In this step, we use Scikit-Learn to build models that can predict numbers (Regression) or categories (Classification).

🛠️ Code Example: Predicting Survival

We use a simple Decision Tree to predict if a person survives a disaster based on their features.

from sklearn.model_selection import train_test_split
from sklearn.tree import DecisionTreeClassifier
from sklearn.metrics import accuracy_score
import pandas as pd

# 1. Load Data
df = pd.read_csv('titanic.csv') # Assume CSV is present

# 2. Preprocessing (Simple)
# Convert 'Sex' to numbers (Male=0, Female=1)
df['Sex'] = df['Sex'].map({'male': 0, 'female': 1})
X = df[['Pclass', 'Sex', 'Age', 'SibSp']]
y = df['Survived']
X = X.fillna(X.mean()) # Fill missing ages

# 3. Train/Test Split
X_train, X_test, y_train, y_test = train_test_split(X, y, test_size=0.2)

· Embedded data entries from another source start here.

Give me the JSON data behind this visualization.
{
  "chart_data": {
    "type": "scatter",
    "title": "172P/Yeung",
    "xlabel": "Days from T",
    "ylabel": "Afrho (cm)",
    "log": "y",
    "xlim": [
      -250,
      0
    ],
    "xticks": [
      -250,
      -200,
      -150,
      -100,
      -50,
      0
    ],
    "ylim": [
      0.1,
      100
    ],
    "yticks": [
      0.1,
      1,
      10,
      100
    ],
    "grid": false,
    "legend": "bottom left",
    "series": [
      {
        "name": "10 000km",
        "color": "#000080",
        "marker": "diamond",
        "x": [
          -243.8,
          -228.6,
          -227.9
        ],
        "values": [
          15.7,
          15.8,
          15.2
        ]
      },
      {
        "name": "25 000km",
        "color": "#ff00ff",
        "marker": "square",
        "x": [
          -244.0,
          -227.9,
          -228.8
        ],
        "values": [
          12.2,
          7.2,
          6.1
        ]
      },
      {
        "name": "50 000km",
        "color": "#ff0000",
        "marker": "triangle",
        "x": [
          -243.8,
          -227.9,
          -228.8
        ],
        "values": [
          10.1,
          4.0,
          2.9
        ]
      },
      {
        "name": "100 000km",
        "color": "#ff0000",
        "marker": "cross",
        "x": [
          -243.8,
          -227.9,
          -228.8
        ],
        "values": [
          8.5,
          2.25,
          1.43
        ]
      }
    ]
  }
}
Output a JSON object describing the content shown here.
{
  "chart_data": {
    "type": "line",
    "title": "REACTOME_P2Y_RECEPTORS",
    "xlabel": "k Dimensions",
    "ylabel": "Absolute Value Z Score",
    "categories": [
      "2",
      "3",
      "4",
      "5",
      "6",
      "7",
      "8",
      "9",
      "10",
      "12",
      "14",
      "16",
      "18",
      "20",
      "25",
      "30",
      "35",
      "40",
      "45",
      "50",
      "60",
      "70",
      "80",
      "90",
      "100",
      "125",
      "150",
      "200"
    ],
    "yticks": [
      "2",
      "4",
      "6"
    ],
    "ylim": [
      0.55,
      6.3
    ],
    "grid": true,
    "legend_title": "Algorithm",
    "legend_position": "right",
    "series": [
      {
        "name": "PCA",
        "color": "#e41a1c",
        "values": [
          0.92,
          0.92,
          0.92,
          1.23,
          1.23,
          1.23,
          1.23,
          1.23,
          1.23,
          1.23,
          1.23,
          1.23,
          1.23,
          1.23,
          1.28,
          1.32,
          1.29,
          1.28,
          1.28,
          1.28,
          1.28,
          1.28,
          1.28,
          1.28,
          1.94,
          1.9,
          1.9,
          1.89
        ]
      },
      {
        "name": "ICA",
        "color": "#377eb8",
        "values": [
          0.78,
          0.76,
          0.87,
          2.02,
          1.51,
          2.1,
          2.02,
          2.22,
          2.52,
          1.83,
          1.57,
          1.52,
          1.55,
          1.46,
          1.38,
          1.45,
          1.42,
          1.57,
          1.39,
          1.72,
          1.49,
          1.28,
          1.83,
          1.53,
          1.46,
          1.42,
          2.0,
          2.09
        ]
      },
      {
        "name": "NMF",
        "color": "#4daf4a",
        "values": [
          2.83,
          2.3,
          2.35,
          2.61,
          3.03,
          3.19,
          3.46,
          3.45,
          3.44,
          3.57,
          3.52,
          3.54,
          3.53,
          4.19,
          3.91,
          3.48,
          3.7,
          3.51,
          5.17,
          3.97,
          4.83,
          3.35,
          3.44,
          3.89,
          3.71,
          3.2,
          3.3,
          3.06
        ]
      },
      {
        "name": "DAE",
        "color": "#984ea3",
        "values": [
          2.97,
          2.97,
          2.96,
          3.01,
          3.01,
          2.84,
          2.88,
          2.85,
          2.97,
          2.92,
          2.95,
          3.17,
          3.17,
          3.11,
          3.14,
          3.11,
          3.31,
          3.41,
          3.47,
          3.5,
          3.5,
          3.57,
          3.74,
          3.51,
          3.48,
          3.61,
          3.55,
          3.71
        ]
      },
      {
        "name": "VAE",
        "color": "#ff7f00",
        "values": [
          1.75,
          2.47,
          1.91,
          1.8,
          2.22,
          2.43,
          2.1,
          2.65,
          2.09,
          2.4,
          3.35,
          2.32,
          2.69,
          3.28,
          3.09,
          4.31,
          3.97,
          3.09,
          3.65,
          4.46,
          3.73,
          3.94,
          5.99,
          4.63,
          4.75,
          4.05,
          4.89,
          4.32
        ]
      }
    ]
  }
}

# 4. Build and Train Model
model = DecisionTreeClassifier()
model.fit(X_train, y_train)

# 5. Predict and Evaluate
predictions = model.predict(X_test)
print(f"Accuracy: {accuracy_score(y_test, predictions) * 100:.2f}%")

🎯 Key Concepts

Train/Test Split: Never test your model on the same data it learned from.
Overfitting: When a model is too complex and “memorizes” the noise in the data.
Features (X): The inputs (age, class).
Label (y): The target (survived).

🥅 Your Goal

Build a Linear Regression model to predict house prices.
Build a Random Forest model for better accuracy than a single tree.